Von Klaus HübnerRSS-Newsfeed neuer Artikel von Klaus Hübner

Besprochene Bücher / Literaturhinweise

Der Titel von Zsuzsanna Gahses jüngster Prosa führt etwas in die Irre. Ein „Sudelbuch“ im Sinne Lichtenbergs ist ihr „Südsudelbuch“ auch, aber nicht nur: Notizen und Notate dominieren zwar, aber es gibt auch eine lose zusammenhängende Geschichte. Die Autorin charakterisiert den ersten Teil ihres Textes als „Reisetagebuch, bei dem es nicht auf die einzelnen Tage ankommt“. Es geht um den Alltag und die meist in den Süden Europas führenden Streifzüge einer namenlosen Ich-Erzählerin mit offenbar ungarischem Hintergrund, die allerdings „alles andere als eine Ausländerin““ ist, „da man mir erst sagen müsste, wo mein Ausland und wo mein Inland liegen“. In Tokoll, einem Fotografen, hat sie einen verlässlichen Begleiter und Freund. Ein Künstler, den sie bei einer Tagung in Bozen kennenlernt und dem es ebenso wie ihr nicht um etwas Großes, Ganzes oder Angeschlossenes geht, sondern eher um Fragmentarisches – nicht um Kontinente, eher um Inseln. „Erzählinseln“ hatte die Chamisso-Preisträgerin des Jahres 2006 – die in diesem Buch ihre Abneigung gegen „Migrationsromane“ mehrfach betont – ihre 2009 erschienenen Dresdner Vorlesungen genannt. Die dort skizzierten poetologischen Überlegungen werden im neuen Buch in sprachmächtiger und wortverliebter, federleichter und wunderbar poetischer Prosa zum literarischen Glänzen gebracht.

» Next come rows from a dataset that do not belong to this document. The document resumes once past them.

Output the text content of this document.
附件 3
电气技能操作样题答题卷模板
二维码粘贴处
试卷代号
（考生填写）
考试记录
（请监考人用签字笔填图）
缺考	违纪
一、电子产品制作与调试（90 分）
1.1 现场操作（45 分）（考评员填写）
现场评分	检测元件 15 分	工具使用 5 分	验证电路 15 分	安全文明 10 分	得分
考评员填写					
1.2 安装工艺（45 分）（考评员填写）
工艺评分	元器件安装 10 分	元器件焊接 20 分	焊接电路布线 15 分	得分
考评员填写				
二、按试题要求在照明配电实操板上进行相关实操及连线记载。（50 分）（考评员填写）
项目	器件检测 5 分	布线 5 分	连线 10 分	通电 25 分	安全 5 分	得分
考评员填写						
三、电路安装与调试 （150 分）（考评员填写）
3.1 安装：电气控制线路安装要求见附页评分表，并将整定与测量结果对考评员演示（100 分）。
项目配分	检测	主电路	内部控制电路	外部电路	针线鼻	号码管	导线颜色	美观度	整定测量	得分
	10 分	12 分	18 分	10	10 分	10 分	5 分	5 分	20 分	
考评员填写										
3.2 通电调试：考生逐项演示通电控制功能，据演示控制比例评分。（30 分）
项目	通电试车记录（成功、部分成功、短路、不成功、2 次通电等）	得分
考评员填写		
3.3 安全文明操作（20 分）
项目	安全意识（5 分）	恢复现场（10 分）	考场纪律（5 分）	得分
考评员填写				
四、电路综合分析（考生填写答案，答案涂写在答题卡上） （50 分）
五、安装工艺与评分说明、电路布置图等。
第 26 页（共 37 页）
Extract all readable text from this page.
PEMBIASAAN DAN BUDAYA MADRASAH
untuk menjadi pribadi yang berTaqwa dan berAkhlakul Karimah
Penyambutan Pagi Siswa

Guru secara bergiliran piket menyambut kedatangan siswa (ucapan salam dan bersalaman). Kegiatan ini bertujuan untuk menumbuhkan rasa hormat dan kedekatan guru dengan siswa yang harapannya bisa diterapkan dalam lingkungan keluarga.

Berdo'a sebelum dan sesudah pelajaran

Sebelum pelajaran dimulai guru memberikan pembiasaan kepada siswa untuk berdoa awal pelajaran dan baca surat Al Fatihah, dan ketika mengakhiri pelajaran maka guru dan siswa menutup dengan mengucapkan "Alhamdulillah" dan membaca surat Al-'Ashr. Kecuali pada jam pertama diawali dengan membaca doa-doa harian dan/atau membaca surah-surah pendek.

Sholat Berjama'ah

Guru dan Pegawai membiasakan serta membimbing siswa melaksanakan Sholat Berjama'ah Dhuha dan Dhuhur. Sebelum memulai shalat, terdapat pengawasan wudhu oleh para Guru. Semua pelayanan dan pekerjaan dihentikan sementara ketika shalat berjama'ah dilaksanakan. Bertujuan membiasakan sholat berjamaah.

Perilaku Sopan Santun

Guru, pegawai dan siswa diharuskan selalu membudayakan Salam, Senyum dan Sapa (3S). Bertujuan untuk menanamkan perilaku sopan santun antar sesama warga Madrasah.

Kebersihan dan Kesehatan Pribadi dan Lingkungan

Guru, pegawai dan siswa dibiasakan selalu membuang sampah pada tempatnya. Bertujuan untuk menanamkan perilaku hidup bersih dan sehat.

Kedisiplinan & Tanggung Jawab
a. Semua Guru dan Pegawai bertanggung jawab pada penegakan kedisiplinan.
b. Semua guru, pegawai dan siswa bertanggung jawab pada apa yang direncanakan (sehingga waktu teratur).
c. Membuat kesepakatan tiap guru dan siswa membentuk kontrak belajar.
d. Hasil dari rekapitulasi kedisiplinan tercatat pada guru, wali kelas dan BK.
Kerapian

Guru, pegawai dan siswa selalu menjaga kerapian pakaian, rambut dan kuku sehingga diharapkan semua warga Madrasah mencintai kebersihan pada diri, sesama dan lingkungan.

Andalusien spielt eine wichtige Rolle, speziell die Stadt Granada, wo Großvater Endre, dem wir dann aber auch am Lago Maggiore begegnen, vor 90 Jahren als Hotelpianist arbeitete. Granada als Schnittpunkt der Sprachen und Kulturen – „Tausend Geschichten und eine Nacht“. Dazu gehört die spanische Sprache, die im Grunde „gut in einen ungarischen Mund“ passt, und überhaupt werden die europäischen Sprachen und ihr Verhältnis zueinander öfters zum Thema dieser sprachleidenschaftlichen Autorin. „Es ist ein himmelhoher Unterschied, wer in welchem Alter welche Sprache lernt“. Hymnen auf die Mehrsprachigkeit tauchen öfter auf, manchmal auch Sprachphilosophisches und, kein Wunder bei dieser Literatin: Bücher. An allererster Stelle: „Don Quijote“. La Mancha, Toledo, Madrid – alles kommt vor, und die Detailbeobachtungen gerinnen zu zauberhaft flirrenden Sprachatollen.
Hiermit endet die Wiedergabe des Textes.